Russian missiles and drones have even reached Transcarpathia, a very rarely targeted region in the far west of the country, far from the front and bordering Poland and Hungary.
The Polish army announced on Sunday that it had taken off fighter planes and mobilized forces to defend its territory, a usual procedure in the event of danger near its borders.
On the Russian side, a local journalist, Yulia Kouznetsova, was killed by a Ukrainian drone attack in the Kursk region, according to Governor Alexei Smirnov.
This region was attacked at the beginning of August by the Ukrainian army, which still controls a small part of it.
A civilian was killed by a Ukrainian drone in the Russian region of Belgorod, also bordering Ukraine, according to its governor Vyacheslav Gladkov.
Putin’s “response”
Kyiv is urging its Western partners to help rebuild its electricity grid and provide it with more air defense equipment and weapons.
But Donald Trump’s victory in the American presidential election is relaunching the debate on possible negotiations, and Kyiv fears being forced into concessions.

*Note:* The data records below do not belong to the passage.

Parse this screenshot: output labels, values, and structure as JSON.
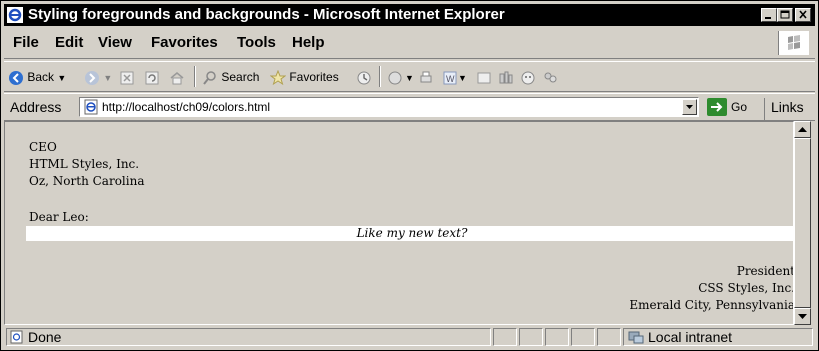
{
  "window": {
    "title": "Styling foregrounds and backgrounds - Microsoft Internet Explorer"
  },
  "menu": [
    "File",
    "Edit",
    "View",
    "Favorites",
    "Tools",
    "Help"
  ],
  "toolbar": {
    "back_label": "Back",
    "search_label": "Search",
    "favorites_label": "Favorites"
  },
  "address_bar": {
    "label": "Address",
    "url": "http://localhost/ch09/colors.html",
    "go_label": "Go",
    "links_label": "Links"
  },
  "page": {
    "recipient_lines": [
      "CEO",
      "HTML Styles, Inc.",
      "Oz, North Carolina"
    ],
    "greeting": "Dear Leo:",
    "highlight_text": "Like my new text?",
    "signature_lines": [
      "President",
      "CSS Styles, Inc.",
      "Emerald City, Pennsylvania"
    ]
  },
  "status": {
    "text": "Done",
    "zone": "Local intranet"
  },
  "colors": {
    "titlebar": "#000000",
    "chrome": "#d4d0c8",
    "highlight_bg": "#ffffff",
    "go_button": "#2e8b2e"
  }
}
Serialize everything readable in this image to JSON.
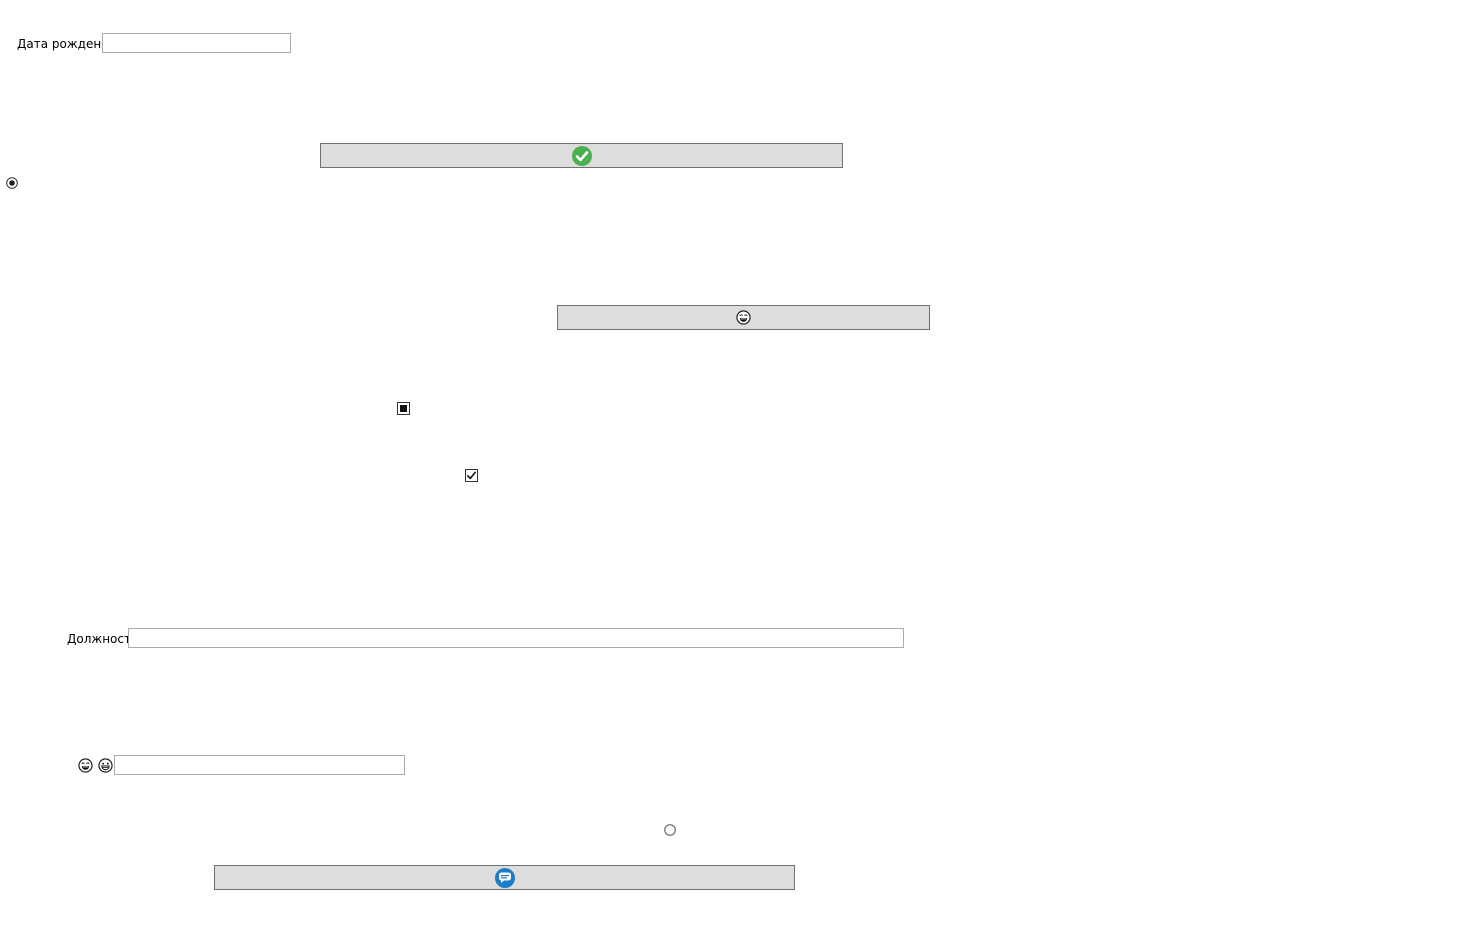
{
  "form": {
    "birth_date": {
      "label": "Дата рождения",
      "value": "",
      "placeholder": ""
    },
    "position": {
      "label": "Должность",
      "value": "",
      "placeholder": ""
    },
    "emoji_field": {
      "value": "",
      "placeholder": ""
    }
  },
  "controls": {
    "confirm_button": {
      "icon": "check-circle-icon",
      "icon_color": "#4caf50"
    },
    "face_button": {
      "icon": "laughing-face-icon"
    },
    "chat_button": {
      "icon": "blue-chat-icon",
      "icon_color": "#1e7dc8"
    },
    "radio_top": {
      "checked": true
    },
    "radio_bottom": {
      "checked": false
    },
    "checkbox_indeterminate": {
      "state": "indeterminate"
    },
    "checkbox_checked": {
      "state": "checked"
    }
  },
  "colors": {
    "button_bg": "#dddddd",
    "button_border": "#707070",
    "textbox_border": "#ababab"
  }
}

Ukraine was annoyed on Friday by a telephone call between Olaf Scholz and Vladimir Putin, the first since December 2022, with President Zelensky accusing the German chancellor of having opened “Pandora’s box”.
The latter reaffirmed his support for Ukraine on Sunday and assured that “no decision” would be taken without it.
Ukrainian Minister Andriï Sybiga considered that Sunday’s attacks constituted Russian President Vladimir Putin’s “real response” to the leaders who “called or visited” him in recent times.
Polish Prime Minister Donald Tusk said the strikes proved that no phone call could “replace real support from the whole of the West”.
Volodymyr Zelensky, who has long dismissed the idea of talks, said on Saturday that he wanted to achieve an end to the war in his country in 2025 by “diplomatic means”.
The Russian and Ukrainian positions nevertheless remain opposed: Kyiv excludes the cession of territories occupied by the Russian army, while Moscow sets it as a condition.